The former office manager of a local non-profit has been charged with multiple felonies for allegedly embezzling about $2,300 from the organization during a three week-period.
The embezzlement scheme at the Citizens Committee for Historic Preservation was quickly discovered by a board member who noticed discrepancies as she was trying to reconcile the organization’s books.
Amanda Chavez, 44, of the 100 block of Commerce Street, was arrested late last week. A criminal complaint filed by Las Vegas Police in San Miguel County Magistrate Court last week charges her with five counts of forgery, three counts of embezzlement and three counts of fraud, all fourth-degree felonies. Chavez is also facing misdemeanor counts of embezzlement and fraud.
The law firm representing Chavez, Brown & Gallegos, declined to comment, saying its attorneys don’t comment on open cases.
Chavez, a part-time employee at CCHP for 17 months, was terminated once the embezzlement was discovered, said Rudy Laumbach, chairman of CCHP’s board of directors. She was not bonded, but Laumbach said the organization would attempt to recover the money taken.
The full board was informed of the situation Monday evening. The revelation that money had been embezzled stunned Laumbach and other board members.
“I was really surprised that it had happened...,” Laumbach said. “We’d developed quite a bit of trust in her. We had a lot of confidence that she was doing a good job. It was a real blow to us that she had violated the trust.”
Formed in 1977, CCHP is one of the city’s longest standing non-profits. Besides promoting historic preservation, the organization coordinates Heritage Week and puts on a series of tours of historic homes and buildings throughout the year, including the annual Places With a Past Tour and Holiday Home Tour.
Laumbach said the funds taken come from the organization’s operations fund. He said that while CCHP isn’t an affluent organization, it has enough of a reserve to absorb the loss without having to curtail its operations.
Chavez was arrested and booked into the San Miguel County Detention Center last Thursday. Online court records show that Chavez made her first appearance in court last Friday, where a not-guilty plea would have been entered on her behalf. Chavez has since bonded out of jail.
The embezzlement scheme is chronicled in an arrest warrant affidavit sworn out by a Las Vegas police officer. The scheme, which allegedly involved forging four checks, was reported to police last week. One of those checks was made out for $900, a second one for $500, a third one for $600 and the fourth one for $300. The checks were forged between Aug. 31 and Sept. 21, according to the criminal complaint.
According to the affidavit:
Board member Martha McCaffrey, who has signatory authority on CCHP accounts, asked Chavez for a copy of the bank statement on Nov. 7 in order to reconcile the financial report. As part of CCHP’s checks and balances, McCaffrey is responsible for reconciling the checkbook against the bank statements and against the organization’s electronic accounting system.
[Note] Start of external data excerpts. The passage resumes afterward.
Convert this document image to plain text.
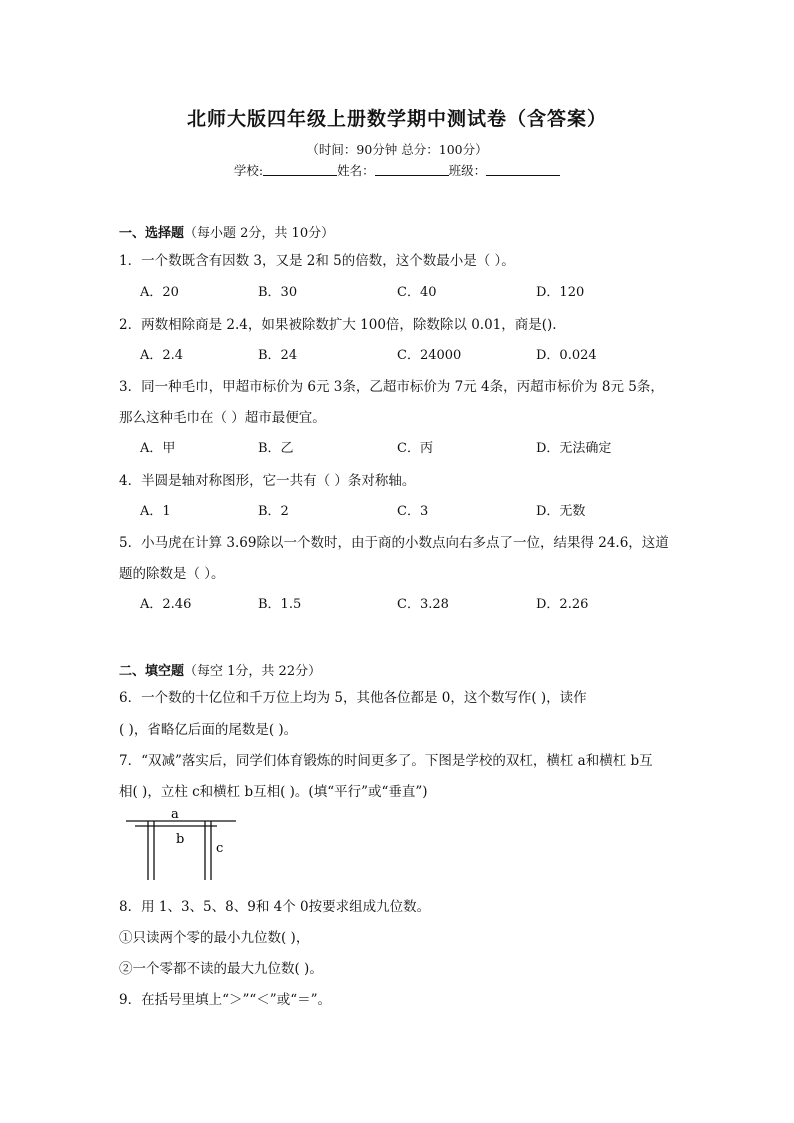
北师大版四年级上册数学期中测试卷（含答案）
（时间：90分钟 总分：100分）
学校:	姓名：	班级：
一、选择题（每小题 2分，共 10分）
1．一个数既含有因数 3，又是 2和 5的倍数，这个数最小是（ ）。
A．20	B．30	C．40	D．120
2．两数相除商是 2.4，如果被除数扩大 100倍，除数除以 0.01，商是().
A．2.4	B．24	C．24000	D．0.024
3．同一种毛巾，甲超市标价为 6元 3条，乙超市标价为 7元 4条，丙超市标价为 8元 5条，
那么这种毛巾在（ ）超市最便宜。
A．甲	B．乙	C．丙	D．无法确定
4．半圆是轴对称图形，它一共有（ ）条对称轴。
A．1	B．2	C．3	D．无数
5．小马虎在计算 3.69除以一个数时，由于商的小数点向右多点了一位，结果得 24.6，这道
题的除数是（ ）。
A．2.46	B．1.5	C．3.28	D．2.26
二、填空题（每空 1分，共 22分）
6．一个数的十亿位和千万位上均为 5，其他各位都是 0，这个数写作( )，读作
( )，省略亿后面的尾数是( )。
7．“双减”落实后，同学们体育锻炼的时间更多了。下图是学校的双杠，横杠 a和横杠 b互
相( )，立柱 c和横杠 b互相( )。(填“平行”或“垂直”)
a
b
c
8．用 1、3、5、8、9和 4个 0按要求组成九位数。
①只读两个零的最小九位数( )，
②一个零都不读的最大九位数( )。
9．在括号里填上“＞”“＜”或“＝”。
Chavez reportedly provided a written copy of the statement, telling McCaffrey that the original was not in good condition because liquid had been spilled on it. McCaffrey was then given an altered version of the statement. The bank statement had noticeable amounts of white-out, and various parts of the statement were covered, including a photocopied check, the face sheet covering four checks and the number of checks written for the month.
Realizing that something wasn’t right, McCaffrey obtained a legitimate copy of the statement from Community 1st Bank and immediately recognized discrepancies.
“On four occasions, Ms. Chavez had written herself checks from CCHP and forged the signature of Ms. McCaffrey in order to have the checks cashed,” the affidavit states. “When Ms. McCaffrey returned to the office located at 116 Bridge Street, Ms. Chavez left the area.”
Police say attempts were made to contact Chavez, but she didn’t respond.
Laumbach said CCHP is in the process of bringing in a temporary employee to handle the duties that Chavez had been performing. The organization also plans to begin advertising for the position.
The office manager/administrative assistant position is the only paid position at CCHP. Everyone else who works with the group, including board members, does so on a voluntary basis. Laumbach said the office manager/administrative assistant job is a part-time position responsible for everything from greeting the public and answering telephone calls to coordinating volunteers.